No fue éste el último caso de pudibundez que sufrieron las obras de Miguel Ángel. El más triste de ellos fue el sufrido por el cuadro Leda y el Cisne, que había pintado para el duque de Ferrara, el cual lo regaló al rey Francisco I de Francia creyendo que en poder del alegre y licencioso rey estaría a salvo de persecuciones. Pero el puritanismo se había extendido ya por Europa. El cuadro de Miguel Ángel fue arrinconado en un desván, donde permaneció oculto hasta que un ministro de Luis XIII, al contemplarlo, se escandalizó y mandó quemarlo.

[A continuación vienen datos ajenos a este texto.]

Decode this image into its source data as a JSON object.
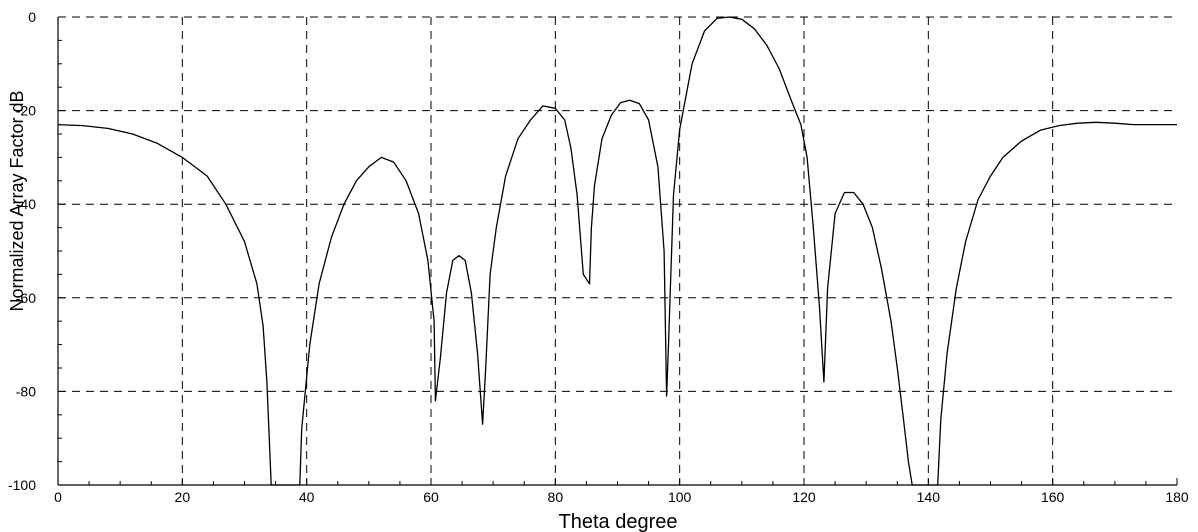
{
  "chart_data": {
    "type": "line",
    "title": "",
    "xlabel": "Theta degree",
    "ylabel": "Normalized Array Factor dB",
    "xlim": [
      0,
      180
    ],
    "ylim": [
      -100,
      0
    ],
    "xticks": [
      0,
      20,
      40,
      60,
      80,
      100,
      120,
      140,
      160,
      180
    ],
    "yticks": [
      0,
      -20,
      -40,
      -60,
      -80,
      -100
    ],
    "grid": true,
    "legend": "none",
    "colors": {
      "line": "#000000",
      "grid": "#000000",
      "background": "#ffffff"
    },
    "series": [
      {
        "x": [
          0,
          4,
          8,
          12,
          16,
          20,
          24,
          27,
          30,
          32,
          33,
          33.6,
          34.3,
          38.9,
          39.2,
          40.5,
          42,
          44,
          46,
          48,
          50,
          52,
          54,
          56,
          58,
          59.5,
          60.5,
          60.7,
          61.5,
          62.5,
          63.5,
          64.5,
          65.5,
          66.5,
          67.5,
          68.3,
          68.8,
          69.5,
          70.5,
          72,
          74,
          76,
          78,
          80,
          81.5,
          82.5,
          83.5,
          84.5,
          85.5,
          85.8,
          86.3,
          87.5,
          89,
          90.5,
          92,
          93.5,
          95,
          96.5,
          97.5,
          97.9,
          98.2,
          99,
          100,
          102,
          104,
          106,
          108,
          110,
          112,
          114,
          116,
          118,
          119.5,
          120.5,
          121.5,
          122.5,
          123.2,
          123.8,
          125,
          126.5,
          128,
          129.5,
          131,
          132.5,
          134,
          135,
          136,
          136.8,
          137.4,
          141.5,
          142,
          143,
          144.5,
          146,
          148,
          150,
          152,
          155,
          158,
          161,
          164,
          167,
          170,
          173,
          176,
          180
        ],
        "y": [
          -23,
          -23.2,
          -23.8,
          -25,
          -27,
          -30,
          -34,
          -40,
          -48,
          -57,
          -66,
          -78,
          -100,
          -100,
          -88,
          -70,
          -57,
          -47,
          -40,
          -35,
          -32,
          -30,
          -31,
          -35,
          -42,
          -52,
          -65,
          -82,
          -73,
          -59,
          -52,
          -51,
          -52,
          -59,
          -72,
          -87,
          -75,
          -55,
          -45,
          -34,
          -26,
          -22,
          -19,
          -19.5,
          -22,
          -28,
          -38,
          -55,
          -57,
          -45,
          -36,
          -26,
          -21,
          -18.3,
          -17.8,
          -18.5,
          -22,
          -32,
          -50,
          -81,
          -70,
          -38,
          -24,
          -10,
          -3,
          -0.3,
          0,
          -0.5,
          -2.5,
          -6,
          -11,
          -18,
          -23,
          -30,
          -45,
          -62,
          -78,
          -58,
          -42,
          -37.5,
          -37.5,
          -40,
          -45,
          -54,
          -65,
          -75,
          -86,
          -95,
          -100,
          -100,
          -86,
          -72,
          -58,
          -48,
          -39,
          -34,
          -30,
          -26.5,
          -24.2,
          -23.2,
          -22.7,
          -22.5,
          -22.7,
          -23,
          -23,
          -23
        ]
      }
    ]
  }
}
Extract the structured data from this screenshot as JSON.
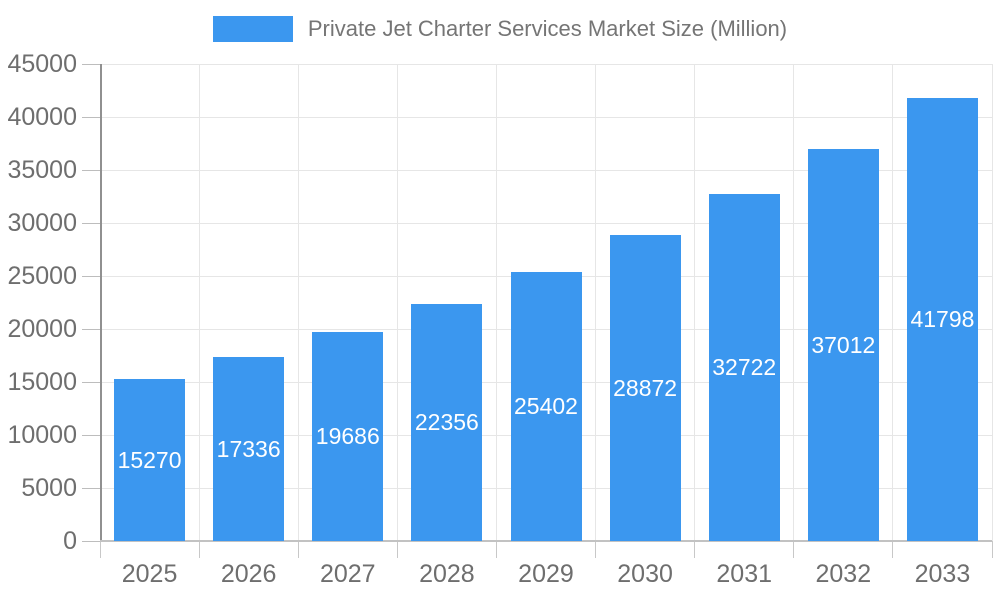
{
  "legend": {
    "label": "Private Jet Charter Services Market Size (Million)"
  },
  "chart_data": {
    "type": "bar",
    "title": "Private Jet Charter Services Market Size (Million)",
    "series_name": "Private Jet Charter Services Market Size (Million)",
    "categories": [
      "2025",
      "2026",
      "2027",
      "2028",
      "2029",
      "2030",
      "2031",
      "2032",
      "2033"
    ],
    "values": [
      15270,
      17336,
      19686,
      22356,
      25402,
      28872,
      32722,
      37012,
      41798
    ],
    "value_labels": [
      "15270",
      "17336",
      "19686",
      "22356",
      "25402",
      "28872",
      "32722",
      "37012",
      "41798"
    ],
    "xlabel": "",
    "ylabel": "",
    "ylim": [
      0,
      45000
    ],
    "ytick_interval": 5000,
    "ytick_labels": [
      "0",
      "5000",
      "10000",
      "15000",
      "20000",
      "25000",
      "30000",
      "35000",
      "40000",
      "45000"
    ],
    "grid": true,
    "legend_position": "top",
    "bar_color": "#3b97ef",
    "value_label_color": "#ffffff",
    "axis_label_color": "#6e6e6e",
    "title_color": "#757575"
  }
}
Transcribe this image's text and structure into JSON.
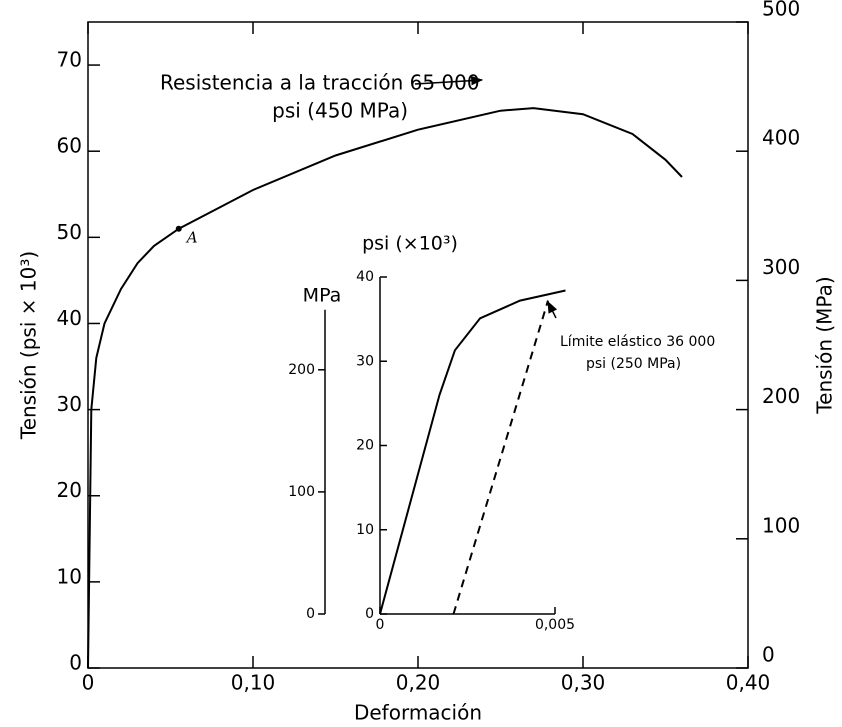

Cualquier gran museo del mundo estaría orgulloso hoy de poseerlo.

Ya que hemos empezado con Manet, he aquí otras anécdotas del gran pintor.

Se había casado con una muchacha rolliza y que con el tiempo llegó a obesa. Cierto día cerca de su casa, Manet empezó a seguir a una muchacha joven, grácil y estilizada, cuando tropezó con su esposa:

—¿Qué haces siguiendo a esa muchacha tan delgada?

—Perdona, mujer, es que creía que eras tú.

Manet, gran pintor, no valía lo mismo como crítico. Un día, viendo pintar a Renoir, le dijo a Claude Monet:

—Oye, Claude: tú que eres amigo de Renoir, ¿por qué no le dices que deje de pintar? Se ve a la legua que no sirve para ello.

Y por fin una anécdota póstuma. Cuenta Ambroise Vollard en sus Memorias de un marchante de cuadros que un día organizó una exposición de cuadros de Manet. Se presentó un día un joven crítico de un determinado periódico:

—Señor Vollard, creo que si Manet regalase un cuadrito al director de mi periódico éste autorizaría la publicación de un gran artículo sobre su obra.

Vollard no respondió.

—Ya supongo que esta gestión quizá le moleste hacerla, pero si usted me da la dirección del pintor yo mismo me encargaré de decírselo.

—Pues diríjase al cementerio del Pére Lachaise.

—¡Ahí! ¿Está muerto?

—Sí, desde hace diez años.

—¡Ah, bueno, no lo sabía! Es que yo sólo hace tres años que soy crítico de arte.